Page MenuHomePhabricator

Horizon should use a proxy to access cloud vps hosted apis
Open, Needs TriagePublic

Description

splitting from T305414, this is so that the new cloudweb* hosts will not need public IPs

The proxy and puppet horizon dashboards will need to be updated to use a HTTP proxy for api requests.

Event Timeline

Looks like we will need to serve the API endpoints from port 443 if we want them to be accessible via the HTTP proxy:

taavi@cloudweb2001-dev ~ $ curl --proxy http://webproxy.codfw.wmnet:8080 https://novaproxy.codfw1dev.wmcloud.org:5668
curl: (56) Received HTTP code 403 from proxy after CONNECT
taavi@cloudweb2001-dev ~ $ curl --proxy http://webproxy.codfw.wmnet:8080 https://novaproxy.codfw1dev.wmcloud.org
<!DOCTYPE html>

Change 781950 had a related patch set uploaded (by Majavah; author: Majavah):

[operations/puppet@production] dynamicproxy: expose api on port 443

https://gerrit.wikimedia.org/r/781950

I'm somewhat lost here -- sorry if this is all spelled out in another task which I've missed. I'm going to talk through my understanding of the situation.

The traffic from a labweb host to e.g. the puppet enc looks like case three, here:

https://wikitech.wikimedia.org/wiki/Cross-Realm_traffic_guidelines#Case_3:_generic_network_access_prod_--%3E_cloud

Re-reading case 3, it looks like that document assumes that the interesting part is ingress on the service side, and assumes that the client (in this case, Horizon) has access to the public internet.

If we move cloudweb hosts to private IPs, then they will no longer have access to the public internet, hence the need for a proxy. Is that right so far?

If we move cloudweb hosts to private IPs we will also have the question of how to route traffic /to/ the the new cloudweb hosts (for e.g. https://horizon.wikimedia.org). The obvious way to handle that is via production LVS, since that's how it's handled now.

--but--

Neither of those are good end states, are they? We decided not to use production lvs for swift (see T296411, "cloud: decide on general idea for having cloud-dedicated hardware provide service in the cloud realm & the internet") so it seems likely that whatever front end we choose for swift should also ultimately be the front end for other services running on bare metal -- nova, horizon, whatever.

So... this task and the chatter on T305414 and T305414 about private IPs seem premature. Anything that we do today to move them off of public IPs will only need to be redone when we have a real solution for T296411. Meanwhile, the engineering work to support outbound traffic (e.g. horizon->enc) may or may not still be useful depending on where in the network we ultimately move Horizon.

I would like us to have a complete plan for all of these pieces before we randomly shuffle the deck chairs around. We will almost certainly not have such a plan before Arturo comes back from parental leave, which seems fine to me.

If there there is true urgency about reclaiming public IPs within the next few months then perhaps this is worth the trouble, but otherwise I'd prefer we wait.

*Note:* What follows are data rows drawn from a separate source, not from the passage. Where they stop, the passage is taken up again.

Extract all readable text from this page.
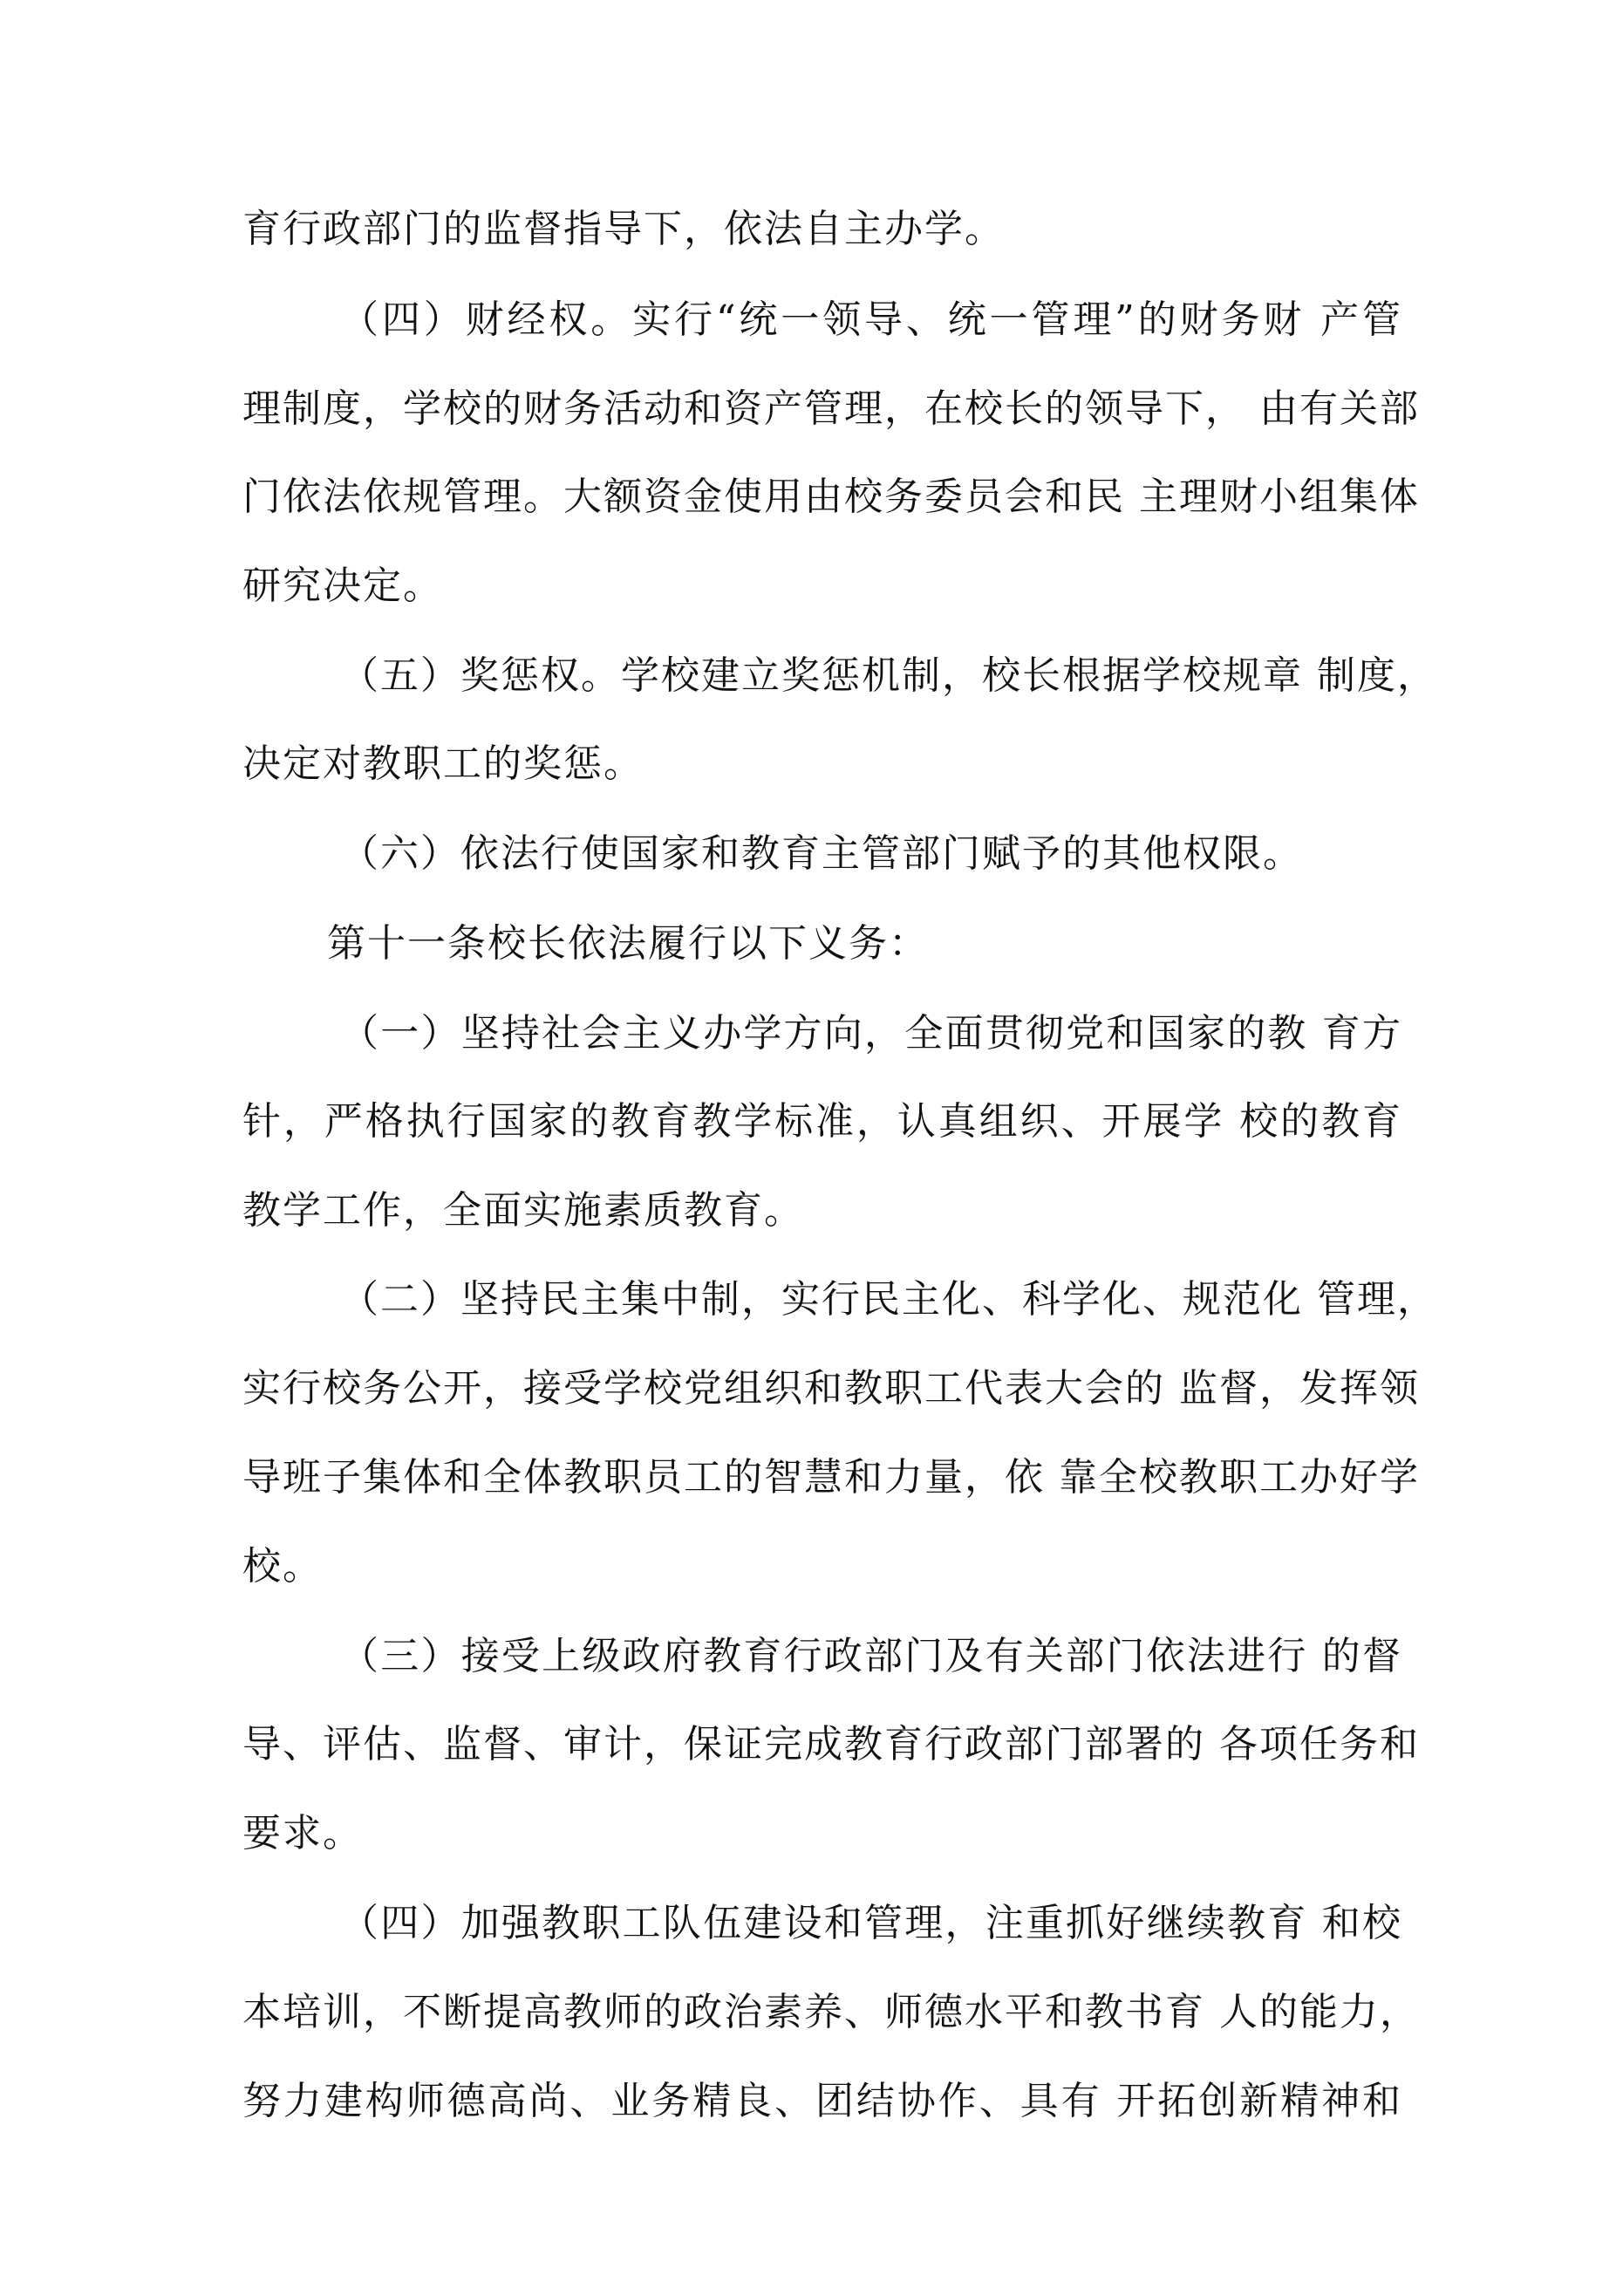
育行政部门的监督指导下，依法自主办学。
（四）财经权。实行“统一领导、统一管理”的财务财 产管
理制度，学校的财务活动和资产管理，在校长的领导下， 由有关部
门依法依规管理。大额资金使用由校务委员会和民 主理财小组集体
研究决定。
（五）奖惩权。学校建立奖惩机制，校长根据学校规章 制度，
决定对教职工的奖惩。
（六）依法行使国家和教育主管部门赋予的其他权限。
第十一条校长依法履行以下义务：
（一）坚持社会主义办学方向，全面贯彻党和国家的教 育方
针，严格执行国家的教育教学标准，认真组织、开展学 校的教育
教学工作，全面实施素质教育。
（二）坚持民主集中制，实行民主化、科学化、规范化 管理，
实行校务公开，接受学校党组织和教职工代表大会的 监督，发挥领
导班子集体和全体教职员工的智慧和力量，依 靠全校教职工办好学
校。
（三）接受上级政府教育行政部门及有关部门依法进行 的督
导、评估、监督、审计，保证完成教育行政部门部署的 各项任务和
要求。
（四）加强教职工队伍建设和管理，注重抓好继续教育 和校
本培训，不断提高教师的政治素养、师德水平和教书育 人的能力，
努力建构师德高尚、业务精良、团结协作、具有 开拓创新精神和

I'm also open to an argument about why these different issues can be decoupled.

Thanks @Andrew ! All valid points.

The cloud realm is there to provide separation between less trusted VM environment and production.
My understanding is that only low traffic, independent and trusted services are running on cloudweb hosts. Based on that and to (paradoxically?) not make too many changes. I think it would still be fine to keep them on the prod side as well. Of course if there are larger changes (it could make sens to move them to the cloud realm).
So by my understanding, they can be a good end state as their fate doesn't depend on the solution for Cloudswift.

Again, there is no urgency, it's an effort to steer the ship toward newer/better best practices, especially if they're low handing fruits.
If there is no consensus or it's too much efforts, keeping the status-quo during a refresh for later discussion is fine as well.